So I am currently single-ish. My soon-to-be partner is married to a man who is strictly monogamous, and we are both gay. She is getting a divorce and then we are going to finally be in a poly relationship. We have both come to terms with it, but here is my problem. I have never been Poly, was raised Monogamous and always been in monogamous relationships, so sometimes I still get overly jealous, especially about 1 person, her first love/ex gf. I hate her! How can I be okay with her being with Her
Is your soon-to-be-partner still connected to her first love/ex-gf? If so, try to identify what part of their relationship bothers you. Is it that you worry you’ll never measure up to someone’s “first love”? Our culture romanticizes that “first love” a lot, and leads us to believe that they’re someone you never truly get over, but that’s not always the case. Remind yourself that this woman has chosen to be with you, not her ex, and trust her choices and agency on that front.
Maybe you feel threatened by this person because they play an important role in your STBP’s past - I don’t have all the details here, but it sounds like since she identifies as gay and is divorcing a monogamous man, her self-realization as a gay woman is relatively recent. Is this first love/ex the person who helped your STBP discover her identity as a gay woman? If so, you might feel threatened by that - but again, remember that your STBP is no longer with this person, and is choosing to be with you instead. Exes are exes for a reason, and even if she was a significant part of your STBP’s life, she was a stepping stone on the way to you, not some looming background figure casting a shadow on the present.

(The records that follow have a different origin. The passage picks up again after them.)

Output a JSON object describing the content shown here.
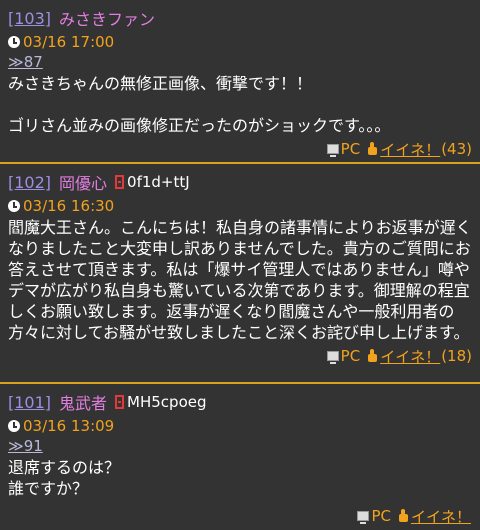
{
  "posts": [
    {
      "number": "[103]",
      "name": "みさきファン",
      "trip": "",
      "date": "03/16 17:00",
      "reply_to": "≫87",
      "body": "みさきちゃんの無修正画像、衝撃です！！\n\nゴリさん並みの画像修正だったのがショックです。。。",
      "device": "PC",
      "like_label": "イイネ！",
      "like_count": "(43)"
    },
    {
      "number": "[102]",
      "name": "岡優心",
      "trip": "0f1d+ttJ",
      "date": "03/16 16:30",
      "reply_to": "",
      "body": "閻魔大王さん。こんにちは！私自身の諸事情によりお返事が遅くなりましたこと大変申し訳ありませんでした。貴方のご質問にお答えさせて頂きます。私は「爆サイ管理人ではありません」噂やデマが広がり私自身も驚いている次第であります。御理解の程宜しくお願い致します。返事が遅くなり閻魔さんや一般利用者の方々に対してお騒がせ致しましたこと深くお詫び申し上げます。",
      "device": "PC",
      "like_label": "イイネ！",
      "like_count": "(18)"
    },
    {
      "number": "[101]",
      "name": "鬼武者",
      "trip": "MH5cpoeg",
      "date": "03/16 13:09",
      "reply_to": "≫91",
      "body": "退席するのは？\n誰ですか？",
      "device": "PC",
      "like_label": "イイネ！",
      "like_count": ""
    }
  ],
  "colors": {
    "background": "#333333",
    "separator": "#d8a21e",
    "number": "#9e8ee0",
    "name": "#e17fe0",
    "date": "#f1a31d",
    "trip_icon": "#e23a3a"
  }
}
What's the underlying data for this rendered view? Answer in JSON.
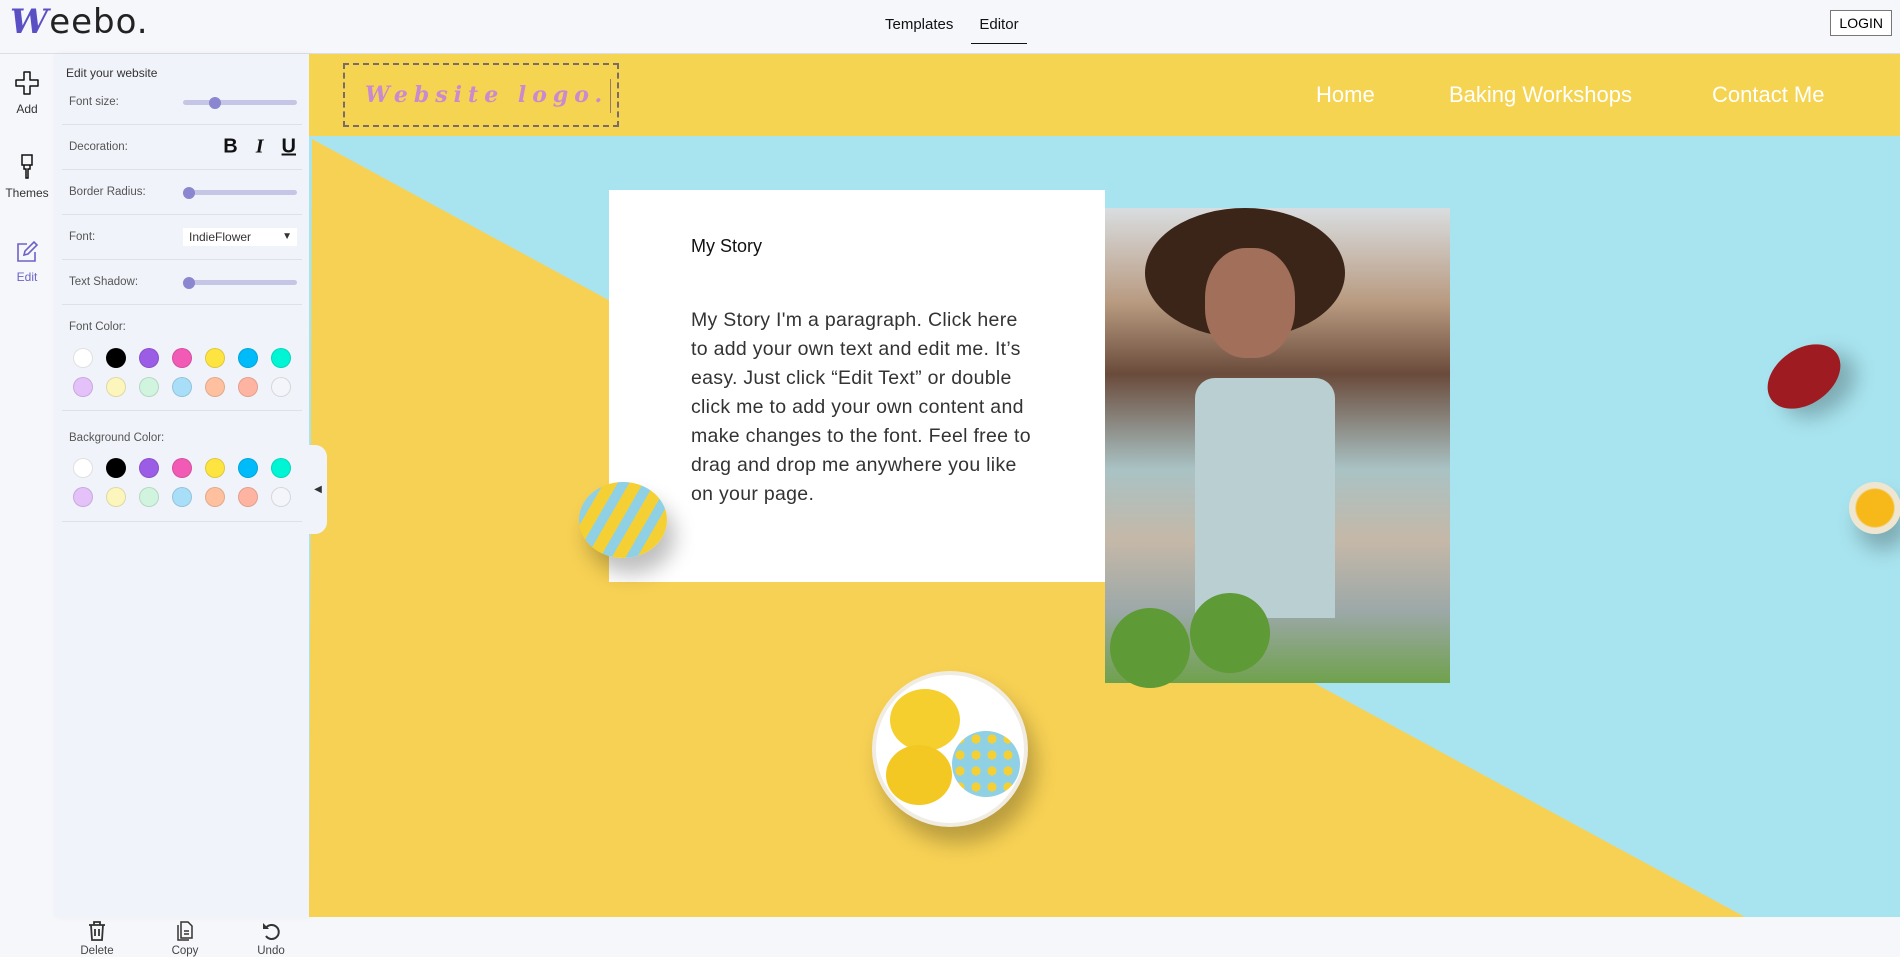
{
  "app": {
    "brand_initial": "W",
    "brand_rest": "eebo.",
    "tabs": [
      "Templates",
      "Editor"
    ],
    "active_tab": "Editor",
    "login_label": "LOGIN"
  },
  "rail": {
    "items": [
      {
        "label": "Add",
        "icon": "plus-icon"
      },
      {
        "label": "Themes",
        "icon": "paintbrush-icon"
      },
      {
        "label": "Edit",
        "icon": "edit-icon",
        "active": true
      }
    ]
  },
  "panel": {
    "title": "Edit your website",
    "font_size": {
      "label": "Font size:",
      "value": 0.25
    },
    "decoration": {
      "label": "Decoration:",
      "bold": "B",
      "italic": "I",
      "underline": "U"
    },
    "border_radius": {
      "label": "Border Radius:",
      "value": 0.0
    },
    "font": {
      "label": "Font:",
      "value": "IndieFlower"
    },
    "text_shadow": {
      "label": "Text Shadow:",
      "value": 0.0
    },
    "font_color": {
      "label": "Font Color:"
    },
    "background_color": {
      "label": "Background Color:"
    },
    "palette": [
      "#ffffff",
      "#000000",
      "#9b5de5",
      "#f15bb5",
      "#fee440",
      "#00bbf9",
      "#00f5d4",
      "#e4c1f9",
      "#fcf6bd",
      "#d0f4de",
      "#a9def9",
      "#ffc09f",
      "#ffb4a2",
      "#f4f5fa"
    ],
    "actions": [
      {
        "label": "Delete",
        "icon": "trash-icon"
      },
      {
        "label": "Copy",
        "icon": "copy-icon"
      },
      {
        "label": "Undo",
        "icon": "undo-icon"
      }
    ]
  },
  "site": {
    "logo": "Website logo.",
    "nav": [
      "Home",
      "Baking Workshops",
      "Contact Me"
    ],
    "story_title": "My Story",
    "story_text": "My Story I'm a paragraph. Click here to add your own text and edit me. It’s easy. Just click “Edit Text” or double click me to add your own content and make changes to the font. Feel free to drag and drop me anywhere you like on your page.",
    "colors": {
      "yellow": "#f7d154",
      "cyan": "#a8e4ef",
      "accent": "#6c63c7"
    }
  }
}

Or, maybe the reason they’re exes is because your STBP was hurt badly by this person, and you hate her for what she did to a person you love. It can be hard to feel anything but anger towards the exes of your partners, because you often hear about the worst parts of that relationship rather than the positives that led them to get together in the first place. If your STBP is choosing to stay in contact with a person you believe is toxic and abusive, say something - otherwise, try to accept that these people have a connection, but remember that it doesn’t reflect on or threaten the connection you have with this woman today.